Foreword Reviews

ONCE WE WERE SLAVES

The Extraordin­ary Journey of a Multi-racial Jewish Family

- MICHELLE ANNE SCHINGLER

Laura Arnold Leibman, Oxford University Press (AUG 9) Hardcover $27.95 (296pp) 978-0-19-753047-4, HISTORY

Discussion­s about, and popular understand­ings of, American Jews often belie the true diversity of the US’S community, as is evinced in Once We Were Slaves. Laura Arnold Leibman’s biography traces a preeminent American Jewish family to its roots, which are Sephardic, Black, and Caribbean.

Though they were born into slavery, with one parent on each side of the divide, Isaac and Sarah Brandon edged into Barbados society, were manumitted into freedom, traveled to Suriname, and converted in a Portuguese synagogue. Later, Sarah accompanie­d her father to London, remaking herself as a Jewish heiress and marrying into a merchant family. She arrived in New York as a respected member of the Jewish community.

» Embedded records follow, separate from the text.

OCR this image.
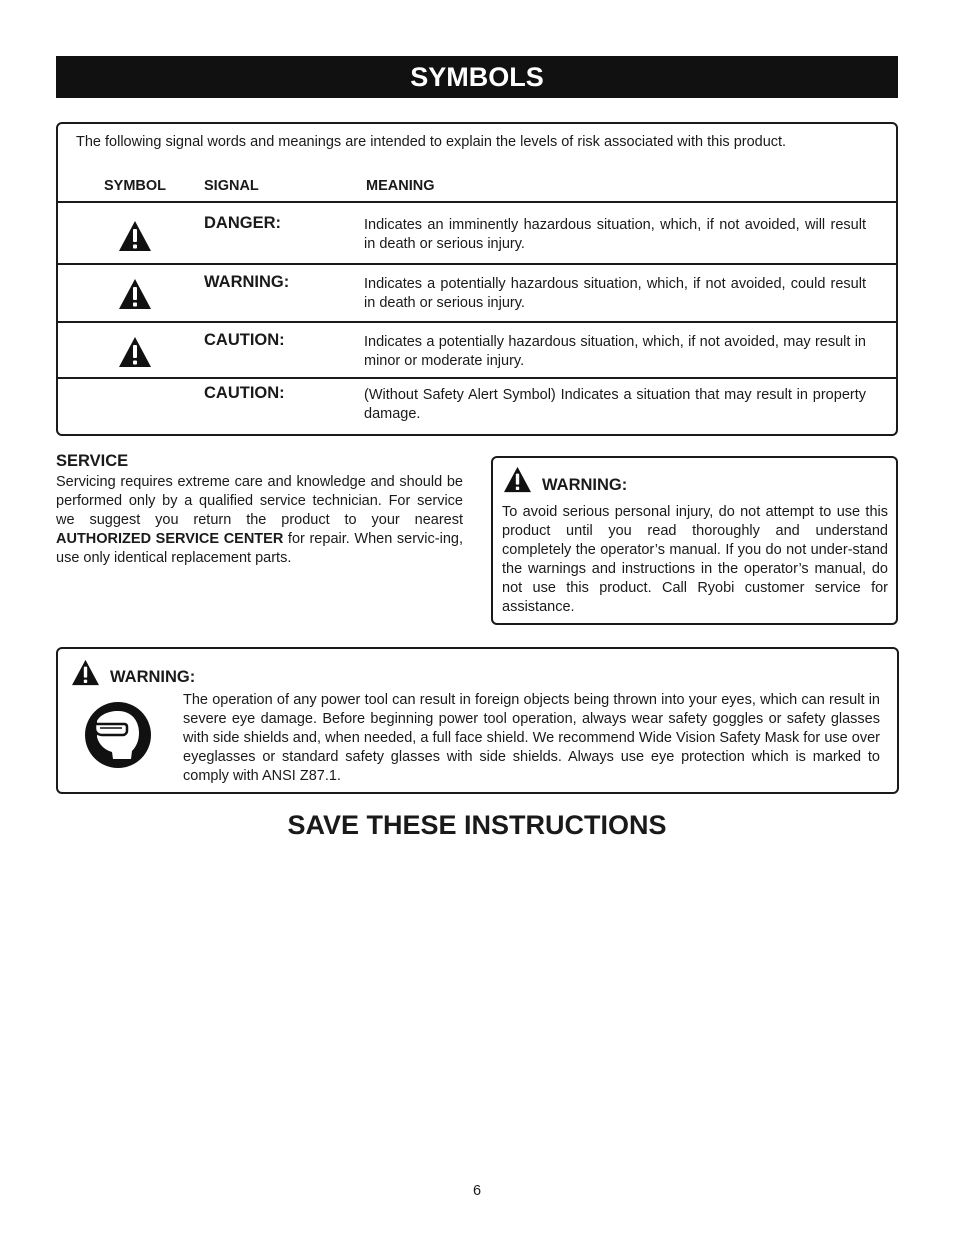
SYMBOLS
The following signal words and meanings are intended to explain the levels of risk associated with this product.
SYMBOL	SIGNAL	MEANING
DANGER:	Indicates an imminently hazardous situation, which, if not avoided, will result in death or serious injury.
WARNING:	Indicates a potentially hazardous situation, which, if not avoided, could result in death or serious injury.
CAUTION:	Indicates a potentially hazardous situation, which, if not avoided, may result in minor or moderate injury.
CAUTION:	(Without Safety Alert Symbol) Indicates a situation that may result in property damage.
SERVICE
Servicing requires extreme care and knowledge and should be performed only by a qualified service technician. For service we suggest you return the product to your nearest AUTHORIZED SERVICE CENTER for repair. When servic-ing, use only identical replacement parts.
WARNING:
To avoid serious personal injury, do not attempt to use this product until you read thoroughly and understand completely the operator’s manual. If you do not under-stand the warnings and instructions in the operator’s manual, do not use this product. Call Ryobi customer service for assistance.
WARNING:
The operation of any power tool can result in foreign objects being thrown into your eyes, which can result in severe eye damage. Before beginning power tool operation, always wear safety goggles or safety glasses with side shields and, when needed, a full face shield. We recommend Wide Vision Safety Mask for use over eyeglasses or standard safety glasses with side shields. Always use eye protection which is marked to comply with ANSI Z87.1.
SAVE THESE INSTRUCTIONS
6
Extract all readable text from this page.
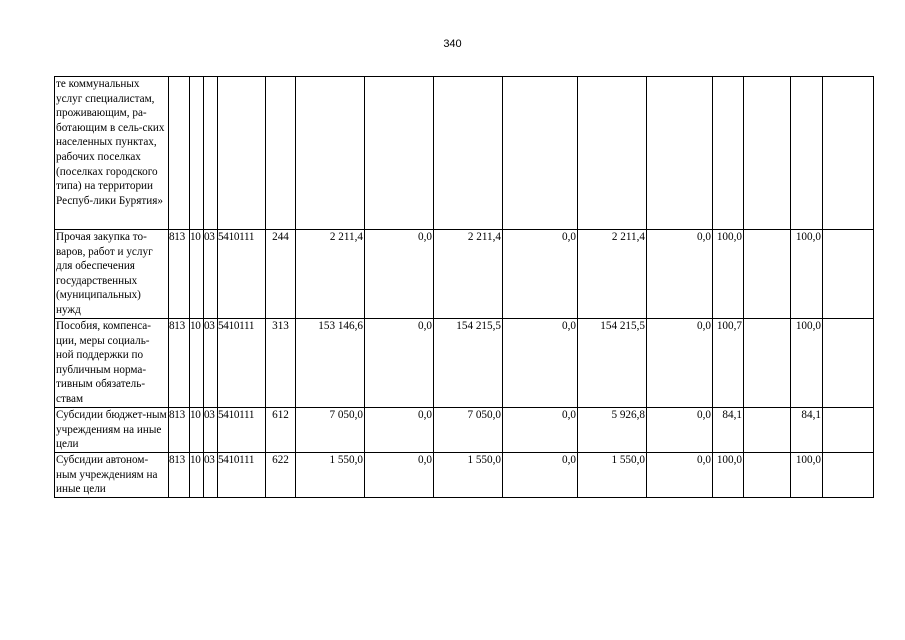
340
те коммунальных услуг специалистам, проживающим, ра-ботающим в сель-ских населенных пунктах, рабочих поселках (поселках городского типа) на территории Респуб-лики Бурятия»															
Прочая закупка то-варов, работ и услуг для обеспечения государственных (муниципальных) нужд	813	10	03	5410111	244	2 211,4	0,0	2 211,4	0,0	2 211,4	0,0	100,0		100,0	
Пособия, компенса-ции, меры социаль-ной поддержки по публичным норма-тивным обязатель-ствам	813	10	03	5410111	313	153 146,6	0,0	154 215,5	0,0	154 215,5	0,0	100,7		100,0	
Субсидии бюджет-ным учреждениям на иные цели	813	10	03	5410111	612	7 050,0	0,0	7 050,0	0,0	5 926,8	0,0	84,1		84,1	
Субсидии автоном-ным учреждениям на иные цели	813	10	03	5410111	622	1 550,0	0,0	1 550,0	0,0	1 550,0	0,0	100,0		100,0	
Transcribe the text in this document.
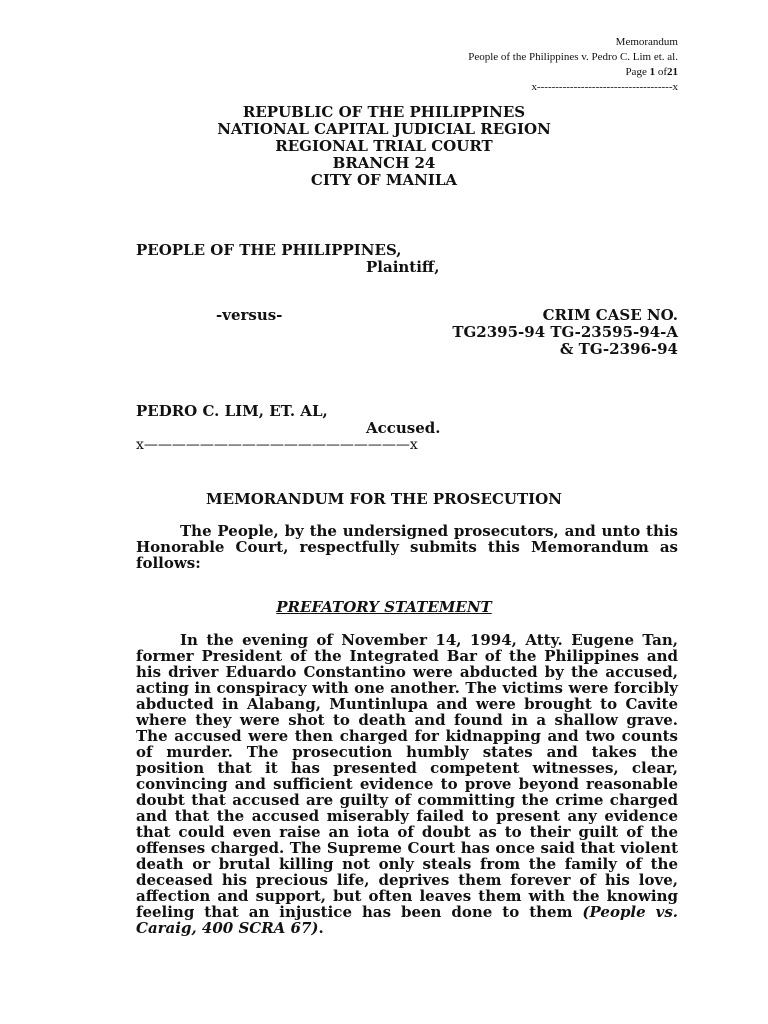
Memorandum
People of the Philippines v. Pedro C. Lim et. al.
Page 1 of21
x-------------------------------------x
REPUBLIC OF THE PHILIPPINES
NATIONAL CAPITAL JUDICIAL REGION
REGIONAL TRIAL COURT
BRANCH 24
CITY OF MANILA
PEOPLE OF THE PHILIPPINES,
Plaintiff,
-versus-	CRIM CASE NO.
TG2395-94 TG-23595-94-A
& TG-2396-94
PEDRO C. LIM, ET. AL,
Accused.
x———————————————————x
MEMORANDUM FOR THE PROSECUTION
The People, by the undersigned prosecutors, and unto this Honorable Court, respectfully submits this Memorandum as follows:
PREFATORY STATEMENT
In the evening of November 14, 1994, Atty. Eugene Tan, former President of the Integrated Bar of the Philippines and his driver Eduardo Constantino were abducted by the accused, acting in conspiracy with one another. The victims were forcibly abducted in Alabang, Muntinlupa and were brought to Cavite where they were shot to death and found in a shallow grave. The accused were then charged for kidnapping and two counts of murder. The prosecution humbly states and takes the position that it has presented competent witnesses, clear, convincing and sufficient evidence to prove beyond reasonable doubt that accused are guilty of committing the crime charged and that the accused miserably failed to present any evidence that could even raise an iota of doubt as to their guilt of the offenses charged. The Supreme Court has once said that violent death or brutal killing not only steals from the family of the deceased his precious life, deprives them forever of his love, affection and support, but often leaves them with the knowing feeling that an injustice has been done to them (People vs. Caraig, 400 SCRA 67).
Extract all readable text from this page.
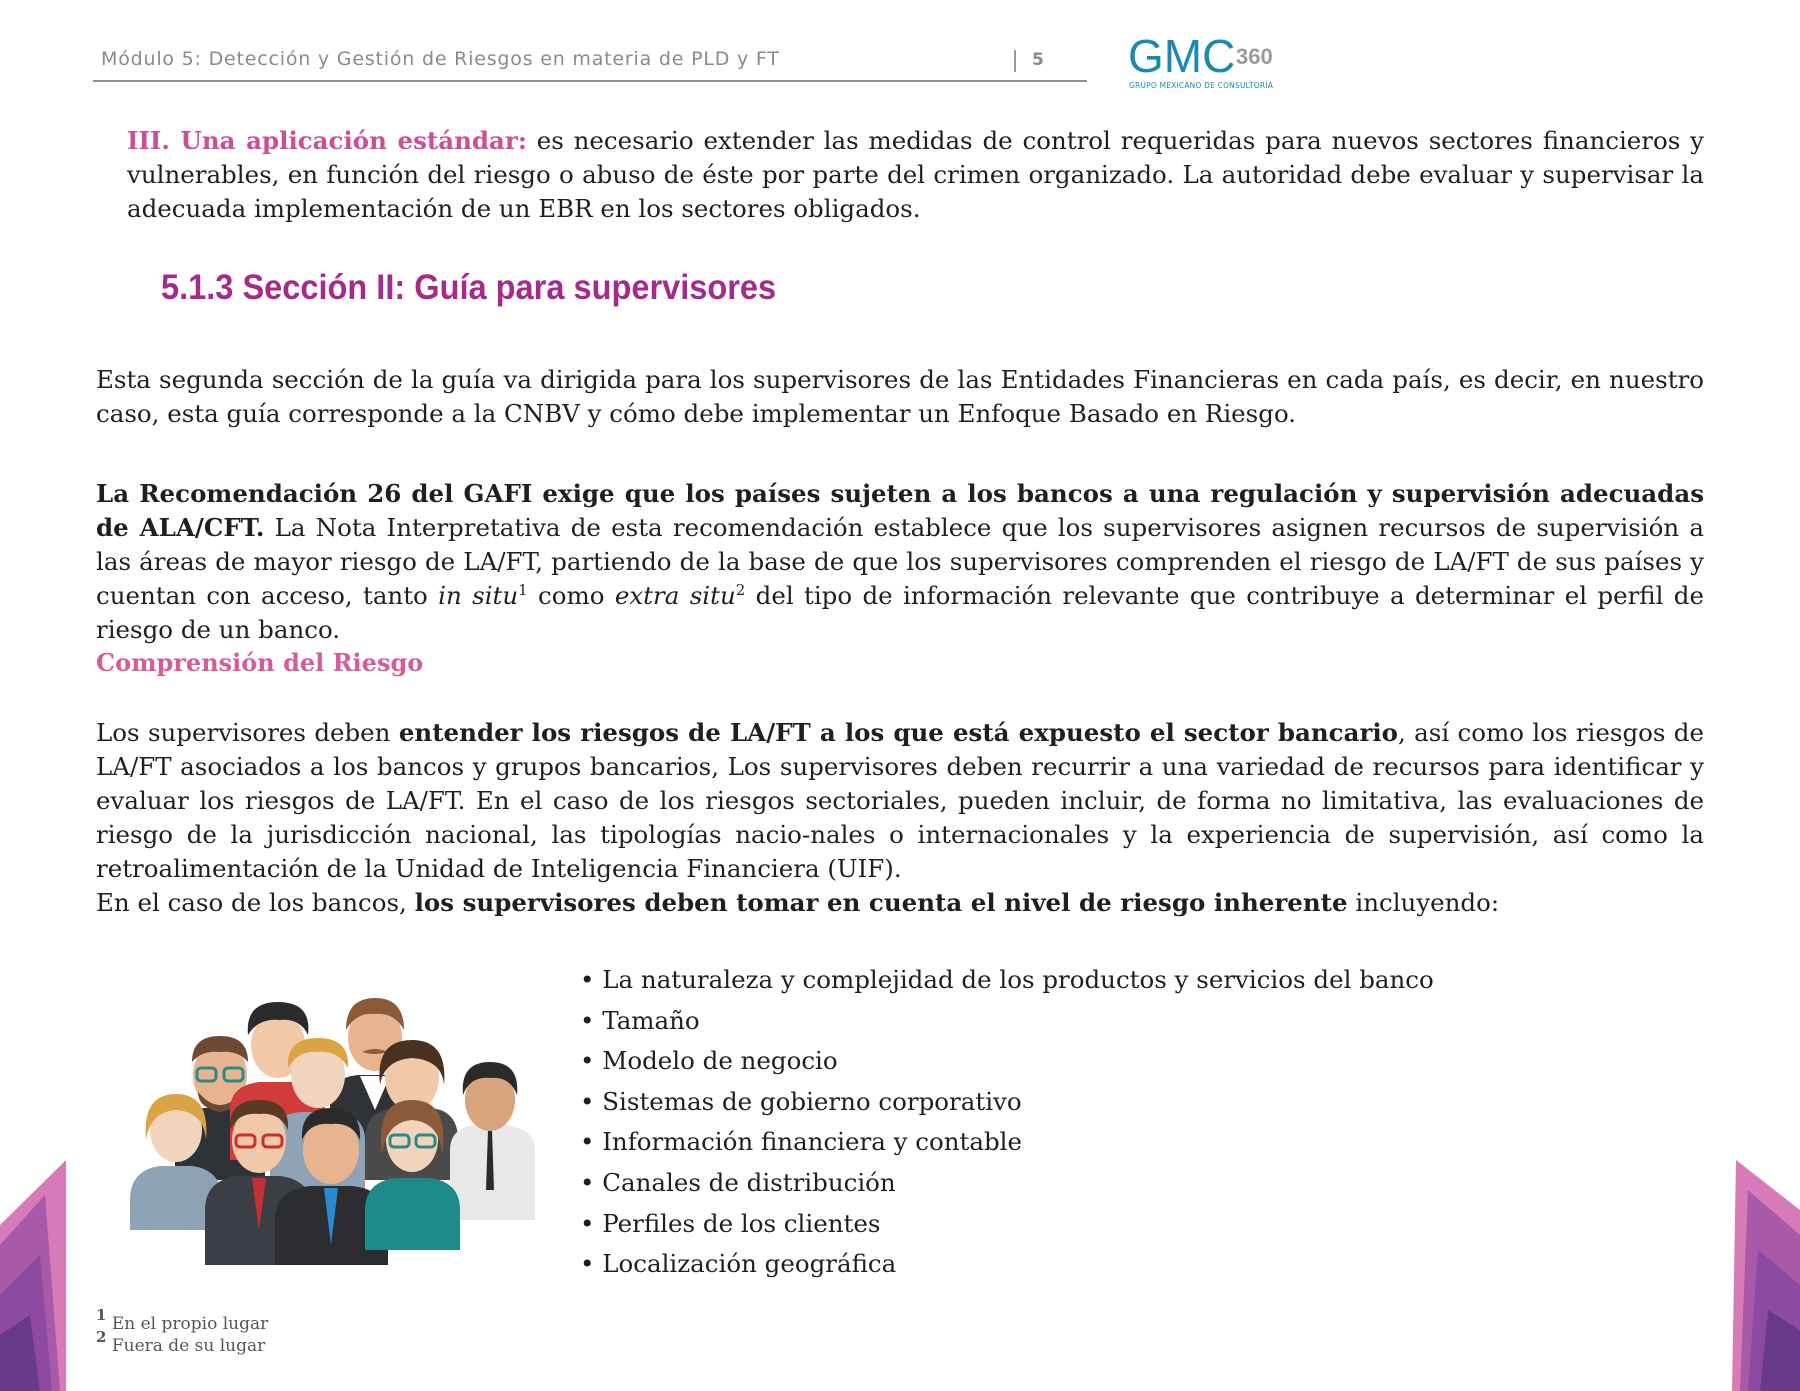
Módulo 5: Detección y Gestión de Riesgos en materia de PLD y FT	5 GMC 360
GRUPO MEXICANO DE CONSULTORÍA
III. Una aplicación estándar: es necesario extender las medidas de control requeridas para nuevos sectores financieros y vulnerables, en función del riesgo o abuso de éste por parte del crimen organizado. La autoridad debe evaluar y supervisar la adecuada implementación de un EBR en los sectores obligados.
5.1.3 Sección II: Guía para supervisores
Esta segunda sección de la guía va dirigida para los supervisores de las Entidades Financieras en cada país, es decir, en nuestro caso, esta guía corresponde a la CNBV y cómo debe implementar un Enfoque Basado en Riesgo.
La Recomendación 26 del GAFI exige que los países sujeten a los bancos a una regulación y supervisión adecuadas de ALA/CFT. La Nota Interpretativa de esta recomendación establece que los supervisores asignen recursos de supervisión a las áreas de mayor riesgo de LA/FT, partiendo de la base de que los supervisores comprenden el riesgo de LA/FT de sus países y cuentan con acceso, tanto in situ$^1$ como extra situ$^2$ del tipo de información relevante que contribuye a determinar el perfil de riesgo de un banco.
Comprensión del Riesgo
Los supervisores deben entender los riesgos de LA/FT a los que está expuesto el sector bancario, así como los riesgos de LA/FT asociados a los bancos y grupos bancarios, Los supervisores deben recurrir a una variedad de recursos para identificar y evaluar los riesgos de LA/FT. En el caso de los riesgos sectoriales, pueden incluir, de forma no limitativa, las evaluaciones de riesgo de la jurisdicción nacional, las tipologías nacio-nales o internacionales y la experiencia de supervisión, así como la retroalimentación de la Unidad de Inteligencia Financiera (UIF).
En el caso de los bancos, los supervisores deben tomar en cuenta el nivel de riesgo inherente incluyendo:
• La naturaleza y complejidad de los productos y servicios del banco
• Tamaño
• Modelo de negocio
• Sistemas de gobierno corporativo
• Información financiera y contable
• Canales de distribución
• Perfiles de los clientes
• Localización geográfica
$^1$ En el propio lugar
$^2$ Fuera de su lugar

For a while, Isaac remained in Barbados, working to eke out equality for Jews of color in its society. When these efforts failed, he, too, made his way north, where he partnered with his brother-in-law in business and became a full synagogue member. Still, he later returned to the Barbados community that had rejected him in his youth.

These are the bones of their story; as Leibman’s text shows, the particular­s are more complex. Her accounts of racially motivated tiffs and restrictio­ns within Caribbean, South American, and early US Jewish communitie­s include bitter battles and pettiness aplenty, showing how many nuances the Brandons had to navigate to achieve acceptance among their peers. Traversing the line between slave and free also led to oddities of inheritanc­e: at one point, the siblings were willed their still enslaved great-grandmothe­r.

Though undeniably academic, Once We Were Slaves is an engaging work of historical scholarshi­p that follows a family through its rises and collapses of fortune and, in the process, strips away damaging misconcept­ions about the homogeneit­y of America’s Jewish community.